Re: RAID5 mdadm --grow wrote nothing (Reshape Status : 0% complete) and cannot assemble anymore

Julien ROBIN <julien.robin28@xxxxxxx> · Wed, 1 May 2019 03:49:11 +0200

Sorry for the delay

On 4/30/19 3:51 PM, Andreas Klauer wrote:

Something else must have happened... either a bug (are you using
latest mdadm / kernel versions?), or trying to store the backup
file on the raid itself, or maybe something blocking mdadm
(happened before with selinux/apparmor, I think)
or otherwise something interfering with the process.

If you can reproduce the issue you could investigate in more detail...

I have been able to reproduce the issue on the machine I used for 
experiments last night.

It is running Debian 9 (last apt update/upgrade : mdadm 3.4-4+b1 and 
linux 4.9.0-9-amd64 - exactly like the server) - Is debian including 
your last bug fixes to his version ? I know that this is done for others 
packages and I assume that the answer should be yes - but you probably 
know more about it than me.

But even if the same failure happens some times, it's not all the times, 
and even with big oneliners commands to test and test again, it shown 
back only once.

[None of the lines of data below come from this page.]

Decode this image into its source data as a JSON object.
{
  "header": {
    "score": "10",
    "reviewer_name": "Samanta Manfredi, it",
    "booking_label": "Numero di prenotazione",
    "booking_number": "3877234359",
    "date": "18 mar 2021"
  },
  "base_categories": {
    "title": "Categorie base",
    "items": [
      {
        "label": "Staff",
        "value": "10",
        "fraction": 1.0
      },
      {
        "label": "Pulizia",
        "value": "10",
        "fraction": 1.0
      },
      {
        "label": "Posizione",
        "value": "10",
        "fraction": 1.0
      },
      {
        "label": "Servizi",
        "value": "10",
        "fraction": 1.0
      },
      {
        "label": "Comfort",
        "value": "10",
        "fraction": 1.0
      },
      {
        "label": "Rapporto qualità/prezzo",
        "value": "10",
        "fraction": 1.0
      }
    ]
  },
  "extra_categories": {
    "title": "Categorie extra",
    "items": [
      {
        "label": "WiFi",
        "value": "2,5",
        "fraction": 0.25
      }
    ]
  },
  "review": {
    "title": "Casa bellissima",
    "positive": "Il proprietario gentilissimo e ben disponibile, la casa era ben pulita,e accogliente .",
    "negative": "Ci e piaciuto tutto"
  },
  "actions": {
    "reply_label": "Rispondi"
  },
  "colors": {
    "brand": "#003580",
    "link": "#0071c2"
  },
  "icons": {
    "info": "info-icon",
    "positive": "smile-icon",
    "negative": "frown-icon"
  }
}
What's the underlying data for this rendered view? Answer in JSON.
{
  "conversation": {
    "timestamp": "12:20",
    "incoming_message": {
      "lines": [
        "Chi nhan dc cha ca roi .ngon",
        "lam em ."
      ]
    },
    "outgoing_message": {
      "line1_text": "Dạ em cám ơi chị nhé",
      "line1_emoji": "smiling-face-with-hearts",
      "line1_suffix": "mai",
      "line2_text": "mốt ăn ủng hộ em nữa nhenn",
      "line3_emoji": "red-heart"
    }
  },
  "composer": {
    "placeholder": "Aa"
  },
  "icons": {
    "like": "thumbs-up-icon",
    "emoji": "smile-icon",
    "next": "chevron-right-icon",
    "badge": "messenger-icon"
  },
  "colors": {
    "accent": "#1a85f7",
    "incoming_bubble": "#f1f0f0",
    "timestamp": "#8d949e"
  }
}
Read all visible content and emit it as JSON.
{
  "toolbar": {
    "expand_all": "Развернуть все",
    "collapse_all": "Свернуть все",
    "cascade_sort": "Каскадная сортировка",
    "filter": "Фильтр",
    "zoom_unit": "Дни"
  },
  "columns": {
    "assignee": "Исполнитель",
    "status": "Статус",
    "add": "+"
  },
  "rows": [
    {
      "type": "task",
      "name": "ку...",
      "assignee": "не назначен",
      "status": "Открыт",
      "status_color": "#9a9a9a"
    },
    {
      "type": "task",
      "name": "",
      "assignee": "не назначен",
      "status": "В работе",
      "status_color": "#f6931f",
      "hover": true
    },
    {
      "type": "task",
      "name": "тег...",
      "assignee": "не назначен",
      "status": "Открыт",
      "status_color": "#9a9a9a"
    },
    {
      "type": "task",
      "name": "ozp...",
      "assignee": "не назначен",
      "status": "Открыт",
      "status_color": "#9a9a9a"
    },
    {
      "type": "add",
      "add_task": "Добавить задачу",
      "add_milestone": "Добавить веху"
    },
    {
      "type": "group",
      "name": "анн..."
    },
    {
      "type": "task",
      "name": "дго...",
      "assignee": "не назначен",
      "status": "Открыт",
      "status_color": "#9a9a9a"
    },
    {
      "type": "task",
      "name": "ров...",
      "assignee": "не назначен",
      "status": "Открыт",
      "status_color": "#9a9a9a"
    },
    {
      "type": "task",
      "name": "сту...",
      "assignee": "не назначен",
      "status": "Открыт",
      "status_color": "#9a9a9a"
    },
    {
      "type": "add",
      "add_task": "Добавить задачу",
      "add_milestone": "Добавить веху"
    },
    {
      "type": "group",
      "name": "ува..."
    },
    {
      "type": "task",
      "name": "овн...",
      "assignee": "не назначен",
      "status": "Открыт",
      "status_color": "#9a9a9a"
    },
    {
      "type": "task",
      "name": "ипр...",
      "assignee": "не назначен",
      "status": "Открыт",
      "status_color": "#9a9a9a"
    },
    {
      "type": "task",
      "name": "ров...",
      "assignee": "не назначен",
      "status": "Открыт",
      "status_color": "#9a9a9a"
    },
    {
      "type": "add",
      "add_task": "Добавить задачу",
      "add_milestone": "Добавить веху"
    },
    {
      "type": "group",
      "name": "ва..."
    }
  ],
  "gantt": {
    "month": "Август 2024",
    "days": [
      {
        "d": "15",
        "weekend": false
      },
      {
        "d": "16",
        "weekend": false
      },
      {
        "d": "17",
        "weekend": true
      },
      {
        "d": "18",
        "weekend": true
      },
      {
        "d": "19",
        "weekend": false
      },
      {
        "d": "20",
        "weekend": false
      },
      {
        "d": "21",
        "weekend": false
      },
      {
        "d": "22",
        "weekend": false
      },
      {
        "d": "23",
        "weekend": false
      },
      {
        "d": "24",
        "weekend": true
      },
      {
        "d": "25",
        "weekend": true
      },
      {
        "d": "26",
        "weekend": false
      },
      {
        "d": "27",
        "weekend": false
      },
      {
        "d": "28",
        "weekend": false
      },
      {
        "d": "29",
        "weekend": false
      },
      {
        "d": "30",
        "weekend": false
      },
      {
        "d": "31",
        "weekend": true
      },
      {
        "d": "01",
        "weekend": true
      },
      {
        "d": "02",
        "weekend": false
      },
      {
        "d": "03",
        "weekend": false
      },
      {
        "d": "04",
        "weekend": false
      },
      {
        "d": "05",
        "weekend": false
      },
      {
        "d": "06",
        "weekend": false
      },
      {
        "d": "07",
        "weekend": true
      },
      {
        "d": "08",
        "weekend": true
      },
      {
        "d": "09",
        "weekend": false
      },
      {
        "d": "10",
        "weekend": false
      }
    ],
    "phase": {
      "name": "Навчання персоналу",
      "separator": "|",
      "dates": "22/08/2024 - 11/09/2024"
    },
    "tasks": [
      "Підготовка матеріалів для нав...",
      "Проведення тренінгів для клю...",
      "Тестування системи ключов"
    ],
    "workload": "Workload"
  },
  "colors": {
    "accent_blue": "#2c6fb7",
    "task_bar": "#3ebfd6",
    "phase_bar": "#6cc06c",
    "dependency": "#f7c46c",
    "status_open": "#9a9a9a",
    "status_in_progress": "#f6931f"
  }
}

So I guess it's some kind of instability?

    mdadm --create /dev/md0 --level=5 --raid-devices=3 /dev/sde1 
/dev/sdf1 /dev/sdc1
    mdadm --grow --bitmap=internal /dev/md0
    shred -n 1 -v /dev/sdd
    gparted
    mdadm --add /dev/md0 /dev/sdd1
    mdadm --grow --raid-devices=4 --backup-file=/root/grow_md0.bak /dev/md0

And it was stuck exactly as my server last night. 3KB has been write on 
each existing disk of the array, 1.5KB on the new one. Stuck at 0% and 
unable to assemble after a stop or reboot.

Some details are maybe useless and were only to reproduce identical case 
compared to the failure I had on the server :
 -> Not sure about the importance of the drives order into the 
apparition of this fault
 -> Not sure about the importance of Intent Bitmap : Internal
 -> Not sure about the importance of the shred then creation of 
/dev/sdd1 partition before add and grow.

The only thing I'm sure about conditions is that it can happen even when 
the volume isn't mounted into any directory (so it unlikely to be some 
read/write access interfering during the procedure!)

On 5/1/19 1:39 AM, Wols Lists wrote:> On 30/04/19 09:25, Julien ROBIN wrote:
I'm about to play the following command :

mdadm --create /dev/md0 --level=5 --raid-devices=3 /dev/sdd1 /dev/sde1
/dev/sdb1 --assume-clean

Is it fine ?

You clearly haven't read the raid wiki
https://raid.wiki.kernel.org/index.php/Linux_Raid

It states NEVER EVER use mdadm --create on an existing array unless you
(or the person helping you) really knows what they are doing.

That's not exact, when I finally decided to pressed "enter" I was way 
more sure than the wiki about what I was doing ;)

mdadm failed despite the fact I entirely read (and respected) the wiki 
several times, longs times before, and last night too. I finally got the 
information about :
 * how to determine the correct parameters when you use --create
 * what are the exact conditions that should be met to use --create to 
reconfigure an access to an existing array (when mdadm or something else 
blocked/misconfigured the array but data are still available in a 
predictable way). Some others case aren't recoverable with --create.

I found most of those informations elsewhere on the Internet and by 
doing my own tests - there is a lot of things that can be understood and 
explained which would be useful into the wiki. Most interesting parts 
are the cases in which --create can badly rewrite some data on a disk 
(game over), and on which disk (so that in some of those cases, others 
untouched disks may even be used to reconstruct the destroyed one using 
--create with correct parameters - so that the game wasn't really over).

But unfortunately, all of those things aren't into the wiki.
Well, just to say that I knew what I was doing, as the wiki asked.

Another thing it says is always update to the latest mdadm. I don't
remember you telling us what version you're using, and the problem you
describe sounds very much like something I suspect has been fixed in the
latest versions.

Yes sorry for the delay, I forgot to say it into my previous posts - It 
is running Debian 9 (last apt update/upgrade : mdadm 3.4-4+b1 and linux 
4.9.0-9-amd64)

I guess that if it was a known bug, corrected some time ago, Debian 
would have included the patch into Debian 9? If I'm true, it means that 
the problem may still exist upstream. If I'm wrong, and Debian "mdadm" 
version is unstable, I won't feel really comfortable using "master / sid 
/ experimental" branches for "safety and stability" (that would be 
really uncommon).

By the way, many thanks for your answers. Would be glad if my case 
helped you to find something to improve into mdadm - sorry if not!

Best regards,
Julien